Don't misunderstand; the cow jungle has always been hard to gather. In other times, the likes of such expert wild cow hunters as David Leiberman and Ed Cassain roped unbranded bulls having more rings on their horns than the trunks of an oak tree. But stories today aren't about the Daves and Eds or the Eltons. All over the shortgrass country and the cow jungle, the whir of helicopter propellers and the grind of four-wheeler gears mark the roundup scenes.

Woe be it to old fashioned outfits buying cattle never driven on horseback. The other morning, I had a small dose of intermingling the machine age and the horse age. Three of us set out to gather three sections of mesquite thickets sparse enough in a few parts to ride through in a trot without being dragged off by a limb. In one of those clear spots, I rode up on a young bull we bought last winter. He'd only been in our pens at calf marking. Upon seeing my horse, he jumped up and bellowed the bawl cattle do from a hot dose of antibiotic.
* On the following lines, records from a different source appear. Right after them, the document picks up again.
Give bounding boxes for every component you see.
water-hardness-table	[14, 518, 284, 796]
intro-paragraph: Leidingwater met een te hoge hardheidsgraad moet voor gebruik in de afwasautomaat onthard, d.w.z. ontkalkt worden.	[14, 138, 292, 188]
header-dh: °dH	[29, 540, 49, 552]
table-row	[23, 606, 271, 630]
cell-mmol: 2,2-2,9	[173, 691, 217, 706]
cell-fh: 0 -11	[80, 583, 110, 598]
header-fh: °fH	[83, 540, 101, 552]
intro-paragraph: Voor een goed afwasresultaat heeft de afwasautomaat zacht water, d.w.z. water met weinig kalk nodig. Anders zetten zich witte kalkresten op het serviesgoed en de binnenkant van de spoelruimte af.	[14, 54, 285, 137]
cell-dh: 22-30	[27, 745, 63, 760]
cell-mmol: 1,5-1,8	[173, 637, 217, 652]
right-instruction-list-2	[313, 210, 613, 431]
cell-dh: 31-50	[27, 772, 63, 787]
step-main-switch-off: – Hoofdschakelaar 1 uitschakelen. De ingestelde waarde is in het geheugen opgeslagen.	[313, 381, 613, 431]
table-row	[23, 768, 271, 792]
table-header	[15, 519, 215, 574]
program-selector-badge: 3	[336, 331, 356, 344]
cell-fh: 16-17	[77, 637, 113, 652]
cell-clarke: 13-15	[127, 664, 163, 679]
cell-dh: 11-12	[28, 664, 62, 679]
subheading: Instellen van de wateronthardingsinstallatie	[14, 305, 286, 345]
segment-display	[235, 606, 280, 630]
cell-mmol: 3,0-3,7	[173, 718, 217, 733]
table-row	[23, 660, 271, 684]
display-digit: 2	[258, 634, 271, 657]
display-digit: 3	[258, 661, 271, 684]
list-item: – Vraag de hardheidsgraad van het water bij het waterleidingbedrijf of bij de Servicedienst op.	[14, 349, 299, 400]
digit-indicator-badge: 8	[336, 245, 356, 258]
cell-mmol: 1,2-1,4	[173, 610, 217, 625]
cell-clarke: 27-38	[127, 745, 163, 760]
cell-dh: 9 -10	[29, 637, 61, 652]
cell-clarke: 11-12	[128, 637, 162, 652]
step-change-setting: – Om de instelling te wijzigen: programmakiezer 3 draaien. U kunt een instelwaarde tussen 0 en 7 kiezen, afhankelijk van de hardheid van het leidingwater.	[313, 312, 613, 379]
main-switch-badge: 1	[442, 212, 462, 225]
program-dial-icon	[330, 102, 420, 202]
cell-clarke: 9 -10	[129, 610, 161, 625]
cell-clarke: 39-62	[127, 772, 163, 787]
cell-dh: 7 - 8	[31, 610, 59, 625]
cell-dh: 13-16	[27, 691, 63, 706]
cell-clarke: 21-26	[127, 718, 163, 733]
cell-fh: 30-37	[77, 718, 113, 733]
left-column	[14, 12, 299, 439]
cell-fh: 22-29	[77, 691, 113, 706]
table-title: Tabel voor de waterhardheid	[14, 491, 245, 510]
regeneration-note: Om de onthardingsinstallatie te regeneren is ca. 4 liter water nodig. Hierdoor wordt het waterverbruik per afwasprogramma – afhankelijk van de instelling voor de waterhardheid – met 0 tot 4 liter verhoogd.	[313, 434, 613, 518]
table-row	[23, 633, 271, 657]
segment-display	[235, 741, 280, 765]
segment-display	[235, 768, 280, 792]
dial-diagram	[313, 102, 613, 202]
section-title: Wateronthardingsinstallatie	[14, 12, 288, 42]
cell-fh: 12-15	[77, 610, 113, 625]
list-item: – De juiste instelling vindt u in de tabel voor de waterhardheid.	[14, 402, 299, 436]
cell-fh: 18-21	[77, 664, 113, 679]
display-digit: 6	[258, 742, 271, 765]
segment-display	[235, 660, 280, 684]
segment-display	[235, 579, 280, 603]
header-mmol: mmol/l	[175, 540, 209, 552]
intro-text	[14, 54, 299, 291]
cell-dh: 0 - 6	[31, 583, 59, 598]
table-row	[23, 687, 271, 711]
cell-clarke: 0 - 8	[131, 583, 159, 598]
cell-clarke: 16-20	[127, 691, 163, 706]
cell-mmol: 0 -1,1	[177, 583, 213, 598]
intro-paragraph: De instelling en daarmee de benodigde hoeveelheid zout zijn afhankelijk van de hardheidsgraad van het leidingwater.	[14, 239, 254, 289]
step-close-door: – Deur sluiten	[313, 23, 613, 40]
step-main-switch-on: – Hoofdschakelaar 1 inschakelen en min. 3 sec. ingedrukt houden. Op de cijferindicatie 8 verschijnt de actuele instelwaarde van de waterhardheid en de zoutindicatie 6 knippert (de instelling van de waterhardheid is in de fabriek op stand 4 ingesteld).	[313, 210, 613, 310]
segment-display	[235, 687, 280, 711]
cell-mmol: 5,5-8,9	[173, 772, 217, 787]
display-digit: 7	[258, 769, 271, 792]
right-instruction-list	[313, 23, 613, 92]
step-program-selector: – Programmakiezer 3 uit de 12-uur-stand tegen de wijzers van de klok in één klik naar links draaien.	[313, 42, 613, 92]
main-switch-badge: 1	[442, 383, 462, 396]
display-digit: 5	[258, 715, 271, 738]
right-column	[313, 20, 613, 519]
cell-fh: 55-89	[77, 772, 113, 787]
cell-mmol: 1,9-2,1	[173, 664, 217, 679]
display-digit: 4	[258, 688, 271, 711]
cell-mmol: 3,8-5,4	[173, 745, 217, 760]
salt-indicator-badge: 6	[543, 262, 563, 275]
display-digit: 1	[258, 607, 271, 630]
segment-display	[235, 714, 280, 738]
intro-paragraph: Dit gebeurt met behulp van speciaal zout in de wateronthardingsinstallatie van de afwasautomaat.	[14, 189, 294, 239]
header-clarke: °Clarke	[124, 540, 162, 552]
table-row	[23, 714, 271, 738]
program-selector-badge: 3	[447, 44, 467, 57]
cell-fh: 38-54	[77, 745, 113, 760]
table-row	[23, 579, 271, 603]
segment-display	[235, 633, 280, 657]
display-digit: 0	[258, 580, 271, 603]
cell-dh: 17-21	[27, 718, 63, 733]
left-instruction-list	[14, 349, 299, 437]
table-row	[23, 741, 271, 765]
He pawed the ground and snuffed in his own dust. I took down my rope. The rope had been coiled so long from disuse it flew apart the way the starter spring on a gasoline engine comes free. The bull turned his head from one direction to the other, rumbling a bellow he used to warn bulls across fences how fierce he was.

The cows arose and stood motionless; calves stretched and expressed inexperience by moving toward the mothers. The bull threw his head down and swung his body aligned in my direction. I hit my rope against my chaps. I warned him he'd better mind his manners, or he'd be given a free ride on the end of my rope to the pens, smoking from the hair burning off his black hide against mother earth. (No doubt this bull was stupid, but not dumb enough to believe a graybeard sitting in a saddle with a nylon rope flared out in his lap was going to be able to pick up his heels.)

Perhaps the exertion caused me to clear my throat. Presto, the bull wheeled and the cows responded by throwing up their tails and striking a run toward the windmill. He hit a trot and followed right in behind them.

Once the rest of the cattle were gathered, every time the bull looked back, I cleared my throat. I must have updated one of Elton's tricks by accidentally imitating a four-wheeler changing gears, or maybe reproducing the sound of a U-joint hitting the housing. The gentle cows' spooking stems from the unfenced road going through the pasture. Oil transports speed at breakneck speeds, cattle or no cattle in the road. Several times, we witnessed the drivers gearing down to allow livestock time to escape.

Scores of high school graduates are interviewed every spring without a one wanting to be a cowboy. Summer help, once taken for granted, no longer exists to my knowledge. On the odd days I help round up, I forget the old days. The clock, the weather, and the lunch pail become too important to hold a history class.